20    For example, it might be said that it was arguable – that is, not fanciful – that in not considering and dealing with an error plainly raised on the material, and generally adverted to in the grounds of review, the Federal Circuit Court failed to form the requisite state of satisfaction under s 477(2)(b). That may be because such an error is a denial of procedural fairness or because the refusal to extend time which results from a failure to consider something reasonably raised on the material is a legally unreasonable exercise of power in the sense set out in Minister for Immigration and Citizenship v Li (2013) 249 CLR 332; [2013] HCA 18 by the High Court, or because the Court’s conclusion has been reached by some legally irrational reasoning, as described by the High Court in Minister for Immigration and Citizenship v SZMDS (2010) 240 CLR 611; [2010] HCA 16.

21    In any given case, such outcomes might be possible. However, no such contentions can properly be made about the exercise of the s 477 discretion by the Federal Circuit Court in this case, nor about the approach taken by the Court to that exercise of discretion. No misunderstanding of applicable principles is apparent; the exercise of discretion by the Federal Circuit Court is not legally unreasonable; there is no misapplication of the principles articulated and there is no irrationality in its reasoning process. There is no denial of procedural fairness to the applicant in the Federal Circuit Court because there was no failure to consider a ground of review plainly raised on the material before it.

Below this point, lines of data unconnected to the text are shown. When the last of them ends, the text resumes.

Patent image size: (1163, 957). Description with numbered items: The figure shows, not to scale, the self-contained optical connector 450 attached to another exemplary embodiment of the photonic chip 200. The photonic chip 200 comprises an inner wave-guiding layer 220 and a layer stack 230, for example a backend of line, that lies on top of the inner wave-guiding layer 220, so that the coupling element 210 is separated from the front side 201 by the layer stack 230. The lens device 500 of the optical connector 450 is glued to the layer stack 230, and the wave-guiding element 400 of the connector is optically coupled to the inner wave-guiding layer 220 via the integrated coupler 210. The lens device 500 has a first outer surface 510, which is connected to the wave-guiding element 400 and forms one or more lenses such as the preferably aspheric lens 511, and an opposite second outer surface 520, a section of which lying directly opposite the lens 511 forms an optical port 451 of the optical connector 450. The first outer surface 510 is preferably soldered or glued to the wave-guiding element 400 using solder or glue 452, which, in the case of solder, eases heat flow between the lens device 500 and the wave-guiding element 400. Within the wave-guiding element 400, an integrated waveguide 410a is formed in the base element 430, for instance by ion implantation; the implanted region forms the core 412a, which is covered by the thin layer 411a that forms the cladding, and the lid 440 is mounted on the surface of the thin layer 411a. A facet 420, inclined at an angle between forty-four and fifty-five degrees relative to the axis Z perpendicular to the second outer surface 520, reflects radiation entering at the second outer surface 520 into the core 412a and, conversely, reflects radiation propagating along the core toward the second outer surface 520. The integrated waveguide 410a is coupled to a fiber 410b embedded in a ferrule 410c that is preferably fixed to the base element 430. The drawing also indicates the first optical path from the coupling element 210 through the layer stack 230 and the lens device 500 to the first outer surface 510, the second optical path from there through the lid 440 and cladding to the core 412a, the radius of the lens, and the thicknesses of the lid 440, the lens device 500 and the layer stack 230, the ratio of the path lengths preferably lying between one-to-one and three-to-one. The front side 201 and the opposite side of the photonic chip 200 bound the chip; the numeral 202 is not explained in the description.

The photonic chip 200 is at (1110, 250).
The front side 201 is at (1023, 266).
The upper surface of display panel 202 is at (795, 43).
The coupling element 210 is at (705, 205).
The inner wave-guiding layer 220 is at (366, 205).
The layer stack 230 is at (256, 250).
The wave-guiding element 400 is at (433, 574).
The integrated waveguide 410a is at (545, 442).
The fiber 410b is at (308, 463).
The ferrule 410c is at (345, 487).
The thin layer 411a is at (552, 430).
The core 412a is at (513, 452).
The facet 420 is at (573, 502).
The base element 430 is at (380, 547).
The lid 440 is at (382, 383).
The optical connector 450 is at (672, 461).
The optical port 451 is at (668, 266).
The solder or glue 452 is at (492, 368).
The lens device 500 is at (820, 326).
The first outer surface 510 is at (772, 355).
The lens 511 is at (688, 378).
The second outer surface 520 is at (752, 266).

22    Despite the clear and determined submissions of counsel on behalf of the applicant, I do not accept that the Federal Circuit Court misunderstood or misapplied s 477, in that its state of satisfaction under subs (2) miscarried in the way that it dealt with the third ground of review before it. To the contrary, I consider the Federal Circuit Court dealt adequately, on the material before it, with the contentions put on behalf of the applicant. In those circumstances, the application for judicial review of the Federal Circuit Court’s decision and orders must fail. I note that the circumstances faced by the applicant are yet another example of the tangible effects of the lack of access to legal representation for persons needing to make legal arguments on judicial review in relation to Tribunal decisions.

I certify that the preceding twenty-two (22) numbered paragraphs are a true copy of the Reasons for Judgment herein of the Honourable Justice Mortimer.